Workflow Service#
- Description: Orchestrates large-scale simulations
- Also known as: bbp-workflow
- Sources:
- API: <>
- AWS Dashboard: https://us-east-1.console.aws.amazon.com/cloudwatch/home?region=us-east-1#dashboards/dashboard/bbp-workflow
- AWS Cluster: https://us-east-1.console.aws.amazon.com/ecs/v2/clusters/bbp_workflow_svc/services?region=us-east-1
- AWS Lambdas: https://us-east-1.console.aws.amazon.com/lambda/home?region=us-east-1#/functions?fo=and&o0=%3A&sb=FunctionName&so=ascending&v0=bbp_workflow
- Maintainer(s):
Overview#
One of the future use-cases expected in the Open Brain Platform, would be to run large-scale simulations that may require dozens or even hundreds of computational resources and high-performance storage infrastructure (e.g., Lustre FSx). The orchestration for such simulations is mostly led by the Workflow Service, whose purpose is to spawn tailor-made resources through the ParallelCluster Provisioner and to control / monitor the execution of the different tasks associated with the workloads, among others.
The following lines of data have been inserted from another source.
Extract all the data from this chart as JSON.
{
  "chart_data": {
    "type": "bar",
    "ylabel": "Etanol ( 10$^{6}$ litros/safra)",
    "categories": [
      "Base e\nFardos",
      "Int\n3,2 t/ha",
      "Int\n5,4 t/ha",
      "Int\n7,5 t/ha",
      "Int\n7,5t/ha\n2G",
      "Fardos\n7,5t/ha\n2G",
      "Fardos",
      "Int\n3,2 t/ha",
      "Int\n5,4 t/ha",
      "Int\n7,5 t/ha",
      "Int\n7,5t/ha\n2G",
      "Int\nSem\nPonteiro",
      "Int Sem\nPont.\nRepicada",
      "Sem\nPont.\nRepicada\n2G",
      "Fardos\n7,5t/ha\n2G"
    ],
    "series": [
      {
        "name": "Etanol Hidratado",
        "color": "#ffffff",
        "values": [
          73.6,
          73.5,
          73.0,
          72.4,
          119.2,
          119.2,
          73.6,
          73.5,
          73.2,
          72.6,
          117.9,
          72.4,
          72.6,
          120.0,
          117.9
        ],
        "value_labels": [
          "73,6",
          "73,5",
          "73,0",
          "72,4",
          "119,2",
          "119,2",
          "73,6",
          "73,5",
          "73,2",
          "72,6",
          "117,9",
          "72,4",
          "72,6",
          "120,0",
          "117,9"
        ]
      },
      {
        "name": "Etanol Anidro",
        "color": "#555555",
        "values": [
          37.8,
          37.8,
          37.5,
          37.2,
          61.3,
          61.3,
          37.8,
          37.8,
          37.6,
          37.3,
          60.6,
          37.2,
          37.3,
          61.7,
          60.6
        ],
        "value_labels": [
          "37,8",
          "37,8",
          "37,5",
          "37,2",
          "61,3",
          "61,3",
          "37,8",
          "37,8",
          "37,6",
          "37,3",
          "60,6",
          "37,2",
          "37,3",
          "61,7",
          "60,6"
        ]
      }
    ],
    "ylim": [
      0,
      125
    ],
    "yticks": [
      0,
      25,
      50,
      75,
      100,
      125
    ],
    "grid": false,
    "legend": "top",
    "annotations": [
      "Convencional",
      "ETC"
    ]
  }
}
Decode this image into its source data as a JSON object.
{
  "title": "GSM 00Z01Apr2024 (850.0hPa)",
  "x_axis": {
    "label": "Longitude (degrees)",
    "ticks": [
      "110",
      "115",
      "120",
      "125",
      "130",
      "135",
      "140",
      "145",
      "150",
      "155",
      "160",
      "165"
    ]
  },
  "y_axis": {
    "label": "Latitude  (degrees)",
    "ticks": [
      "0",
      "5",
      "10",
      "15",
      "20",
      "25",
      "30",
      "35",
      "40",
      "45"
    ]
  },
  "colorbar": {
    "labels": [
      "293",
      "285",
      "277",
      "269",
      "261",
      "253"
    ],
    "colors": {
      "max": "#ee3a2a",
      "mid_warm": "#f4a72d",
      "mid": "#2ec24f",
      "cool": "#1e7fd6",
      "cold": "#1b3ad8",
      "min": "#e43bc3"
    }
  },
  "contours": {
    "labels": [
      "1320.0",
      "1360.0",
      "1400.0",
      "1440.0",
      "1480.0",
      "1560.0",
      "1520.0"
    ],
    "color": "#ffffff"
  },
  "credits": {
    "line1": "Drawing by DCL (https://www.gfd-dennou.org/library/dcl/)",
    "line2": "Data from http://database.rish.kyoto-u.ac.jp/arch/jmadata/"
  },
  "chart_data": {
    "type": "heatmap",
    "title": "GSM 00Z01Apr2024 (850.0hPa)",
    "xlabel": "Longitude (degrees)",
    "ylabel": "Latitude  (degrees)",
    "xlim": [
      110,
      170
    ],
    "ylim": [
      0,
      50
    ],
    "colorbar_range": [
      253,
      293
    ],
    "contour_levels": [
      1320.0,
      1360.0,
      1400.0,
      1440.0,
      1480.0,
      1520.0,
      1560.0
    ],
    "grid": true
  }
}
When a new simulation is requested from the interface of the platform, a request is made to the REST API of the Workflow Service to authorize the request and also to orchestrate the deployment of bbp-workflow
inside an ECS Container Instance. The Provisioner is in charge of deploying the necessary infrastructure (if required) and provides the Workflow Service with the necessary information to locate and authenticate on the cluster. After this, the service will schedule and monitor the execution of the different tasks running in the cluster, as well as coordinate the data registration in the knowledge graph via the Metadata and Data Service.
Here are some of the key technologies utilized for the infrastructure:
- The Workflow Service mainly runs on an ECS Container Instance orchestrated via an ECS Cluster, with one instance launched per Virtual Lab Project1.
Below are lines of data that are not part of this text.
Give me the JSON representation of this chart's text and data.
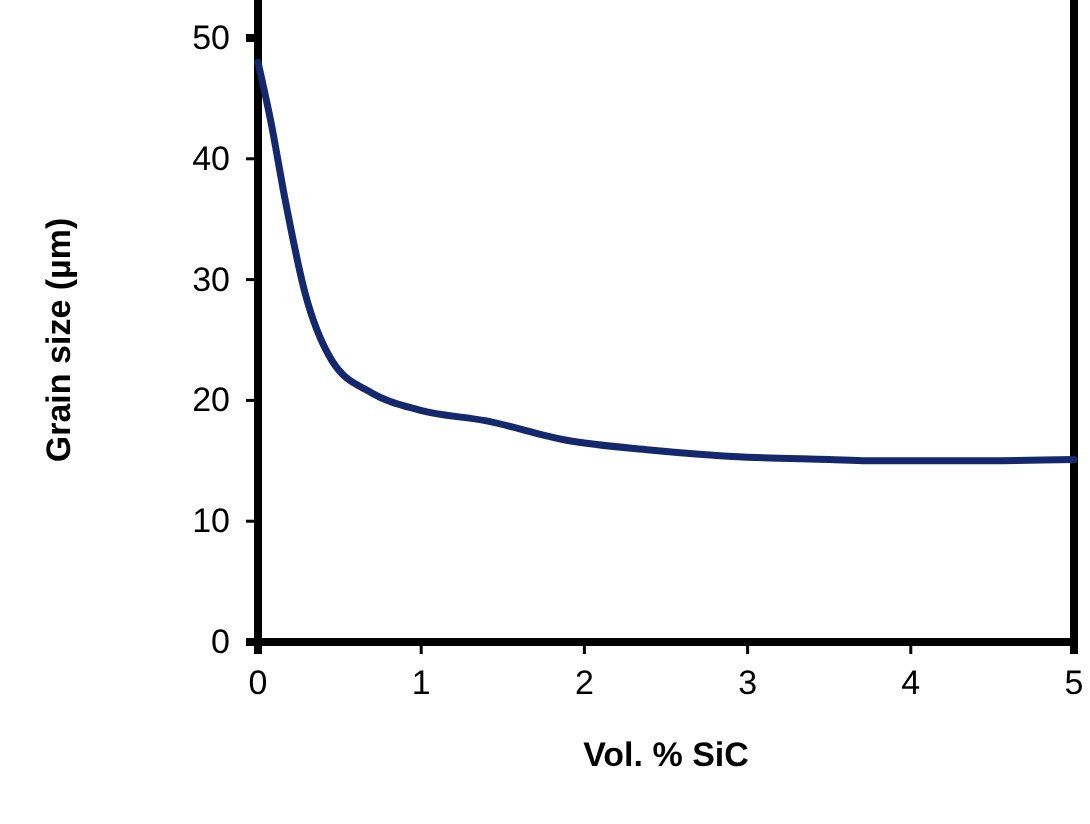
{
  "chart_data": {
    "type": "line",
    "xlabel": "Vol. % SiC",
    "ylabel": "Grain size (µm)",
    "x": [
      0,
      0.08,
      0.165,
      0.288,
      0.453,
      0.7,
      0.99,
      1.4,
      1.89,
      2.4,
      3.0,
      3.5,
      3.74,
      4.3,
      5
    ],
    "series": [
      {
        "color": "#14286e",
        "values": [
          48,
          43,
          36.7,
          28.9,
          23.3,
          20.6,
          19.2,
          18.3,
          16.7,
          15.9,
          15.3,
          15.1,
          15,
          15,
          15.1
        ]
      }
    ],
    "xlim": [
      0,
      5
    ],
    "xticks": [
      0,
      1,
      2,
      3,
      4,
      5
    ],
    "ylim": [
      0,
      50
    ],
    "yticks": [
      0,
      10,
      20,
      30,
      40,
      50
    ],
    "grid": false,
    "marker": "none",
    "line_style": "solid"
  }
}
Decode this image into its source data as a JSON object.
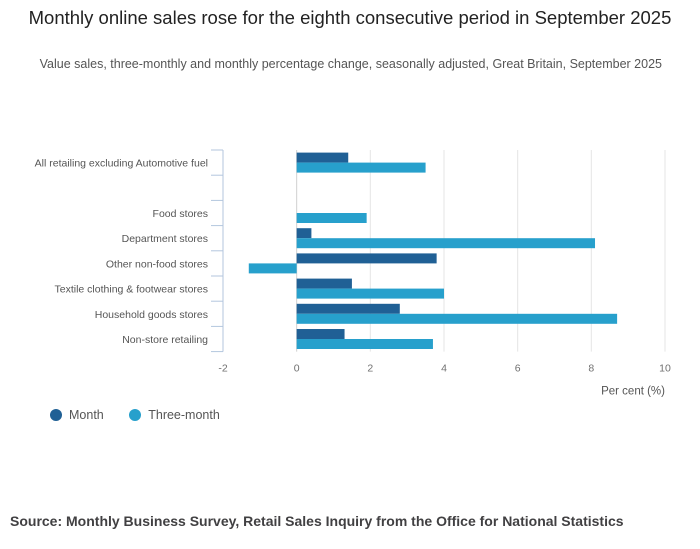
{
  "title": "Monthly online sales rose for the eighth consecutive period in September 2025",
  "subtitle": "Value sales, three-monthly and monthly percentage change, seasonally adjusted, Great Britain, September 2025",
  "source": "Source: Monthly Business Survey, Retail Sales Inquiry from the Office for National Statistics",
  "colors": {
    "month": "#206095",
    "three_month": "#27a0cc",
    "grid": "#e5e5e5",
    "axis": "#b3c6de"
  },
  "chart_data": {
    "type": "bar",
    "orientation": "horizontal",
    "title": "Monthly online sales rose for the eighth consecutive period in September 2025",
    "xlabel": "Per cent (%)",
    "ylabel": "",
    "xlim": [
      -2,
      10
    ],
    "xticks": [
      -2,
      0,
      2,
      4,
      6,
      8,
      10
    ],
    "grid": true,
    "legend": "bottom-left",
    "categories": [
      "All retailing excluding Automotive fuel",
      "",
      "Food stores",
      "Department stores",
      "Other non-food stores",
      "Textile clothing & footwear stores",
      "Household goods stores",
      "Non-store retailing"
    ],
    "series": [
      {
        "name": "Month",
        "values": [
          1.4,
          null,
          null,
          0.4,
          3.8,
          1.5,
          2.8,
          1.3
        ]
      },
      {
        "name": "Three-month",
        "values": [
          3.5,
          null,
          1.9,
          8.1,
          -1.3,
          4.0,
          8.7,
          3.7
        ]
      }
    ]
  }
}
- The service is based on the use of a container image from
bbp-workflow
. - The source code of bbp-workflow is written in Python 3 and relies on the use of Luigi Framework to build the job pipelines and monitor the execution.
- All the communication with the Workflow Service is handled exclusively via a REST API provided by AWS API Gateway.
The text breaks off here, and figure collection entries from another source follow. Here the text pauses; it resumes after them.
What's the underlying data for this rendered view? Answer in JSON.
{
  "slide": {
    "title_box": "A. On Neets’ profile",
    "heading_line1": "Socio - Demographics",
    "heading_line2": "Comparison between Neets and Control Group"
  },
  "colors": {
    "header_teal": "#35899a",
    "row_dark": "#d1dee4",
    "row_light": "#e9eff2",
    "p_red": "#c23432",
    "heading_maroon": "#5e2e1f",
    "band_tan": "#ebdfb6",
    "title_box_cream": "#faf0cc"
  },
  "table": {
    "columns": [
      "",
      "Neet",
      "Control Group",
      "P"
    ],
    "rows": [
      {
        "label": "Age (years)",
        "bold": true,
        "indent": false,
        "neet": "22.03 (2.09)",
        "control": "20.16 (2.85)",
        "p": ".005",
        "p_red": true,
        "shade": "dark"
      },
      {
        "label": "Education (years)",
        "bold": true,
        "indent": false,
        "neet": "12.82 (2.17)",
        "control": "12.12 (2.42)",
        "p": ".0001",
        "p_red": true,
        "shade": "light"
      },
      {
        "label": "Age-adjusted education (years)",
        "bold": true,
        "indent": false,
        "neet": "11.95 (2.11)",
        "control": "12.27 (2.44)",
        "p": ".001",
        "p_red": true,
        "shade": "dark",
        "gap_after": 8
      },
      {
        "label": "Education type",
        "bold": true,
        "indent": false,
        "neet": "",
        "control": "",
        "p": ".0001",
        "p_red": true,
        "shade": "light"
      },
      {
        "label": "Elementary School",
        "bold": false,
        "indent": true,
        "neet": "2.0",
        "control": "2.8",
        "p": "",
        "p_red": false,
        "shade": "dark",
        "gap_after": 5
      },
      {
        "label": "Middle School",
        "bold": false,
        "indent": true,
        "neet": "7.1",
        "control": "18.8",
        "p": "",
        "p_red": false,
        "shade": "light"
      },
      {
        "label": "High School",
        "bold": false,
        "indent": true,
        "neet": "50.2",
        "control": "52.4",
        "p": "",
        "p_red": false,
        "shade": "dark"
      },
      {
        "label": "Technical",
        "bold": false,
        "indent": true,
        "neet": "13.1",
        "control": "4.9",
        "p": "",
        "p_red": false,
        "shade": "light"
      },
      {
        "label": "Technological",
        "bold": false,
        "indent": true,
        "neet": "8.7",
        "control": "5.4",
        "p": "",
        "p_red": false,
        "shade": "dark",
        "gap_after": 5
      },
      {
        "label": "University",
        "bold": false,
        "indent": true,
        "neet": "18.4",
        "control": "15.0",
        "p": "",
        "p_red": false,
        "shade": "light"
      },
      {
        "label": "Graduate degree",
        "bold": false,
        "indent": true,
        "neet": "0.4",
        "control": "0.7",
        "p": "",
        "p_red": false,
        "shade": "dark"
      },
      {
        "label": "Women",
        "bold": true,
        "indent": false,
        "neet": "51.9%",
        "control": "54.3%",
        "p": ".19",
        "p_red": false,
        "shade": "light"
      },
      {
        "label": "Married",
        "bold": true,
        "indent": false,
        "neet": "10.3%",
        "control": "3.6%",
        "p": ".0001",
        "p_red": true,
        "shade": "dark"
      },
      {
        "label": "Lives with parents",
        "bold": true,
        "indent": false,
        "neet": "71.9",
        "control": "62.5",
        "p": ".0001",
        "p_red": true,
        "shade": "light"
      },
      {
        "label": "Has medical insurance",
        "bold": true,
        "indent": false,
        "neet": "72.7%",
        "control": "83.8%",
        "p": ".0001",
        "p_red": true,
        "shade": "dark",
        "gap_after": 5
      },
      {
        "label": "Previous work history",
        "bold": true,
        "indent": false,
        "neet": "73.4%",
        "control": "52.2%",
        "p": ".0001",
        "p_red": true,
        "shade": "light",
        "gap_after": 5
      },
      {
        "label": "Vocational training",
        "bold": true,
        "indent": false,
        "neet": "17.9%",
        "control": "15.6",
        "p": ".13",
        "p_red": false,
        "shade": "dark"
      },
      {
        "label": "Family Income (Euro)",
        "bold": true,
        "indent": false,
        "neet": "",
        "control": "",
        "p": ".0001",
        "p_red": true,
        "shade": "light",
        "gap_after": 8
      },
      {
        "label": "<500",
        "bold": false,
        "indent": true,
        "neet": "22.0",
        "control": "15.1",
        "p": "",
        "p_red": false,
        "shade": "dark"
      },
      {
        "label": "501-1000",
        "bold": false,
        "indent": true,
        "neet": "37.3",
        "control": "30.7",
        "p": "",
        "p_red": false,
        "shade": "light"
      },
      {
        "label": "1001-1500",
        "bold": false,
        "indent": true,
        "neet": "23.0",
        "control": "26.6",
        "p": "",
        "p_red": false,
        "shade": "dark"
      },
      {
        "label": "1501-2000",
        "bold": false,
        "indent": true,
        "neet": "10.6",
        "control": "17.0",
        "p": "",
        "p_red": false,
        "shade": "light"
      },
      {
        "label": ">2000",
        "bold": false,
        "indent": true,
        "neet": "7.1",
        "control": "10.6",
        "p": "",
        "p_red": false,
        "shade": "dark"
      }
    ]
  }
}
- Only the authorized users are allowed to interact with the service.
- A dedicated AWS Lambda handles the authentication and authorization of the requests via the Authentication and Authorization Service.
- An authorization token is provided for the Container Instances Handler.
- The Container Instances Handler is another AWS Lambda that validates the authorization token and provides support in the orchestration of the Workflow instances.
- The ParallelCluster Provisioner provides the necessary details to request the SSH private key to the AWS Secrets Manager, as well as to locate the ParallelCluster deployed for the specific Virtual Lab Project.
- Interactions with the Metadata and Data Service are required to register new data into the knowledge graph.
- In the case of large-scale simulations with Lustre FSx, the synchronization of the data is managed by a dedicated job with elevated permissions that relies on the existing S3-DRA setup. The Workflow service handles the request to store the data, monitor the job that is communicating with the Lustre HSM Service, and finally handles the confirmation of the synchronization.
- In the case of large-scale simulations without Lustre FSx (e.g., eModel Fitting), the synchronization of the data is managed via direct upload to the knowledge graph using the support provided by Nexus.
-
Each ParallelCluster deployment is constrained to a Project inside a Virtual Lab. Thus, the approach is to deploy a container instance per Project. We might limit the number of instances in the future. ↩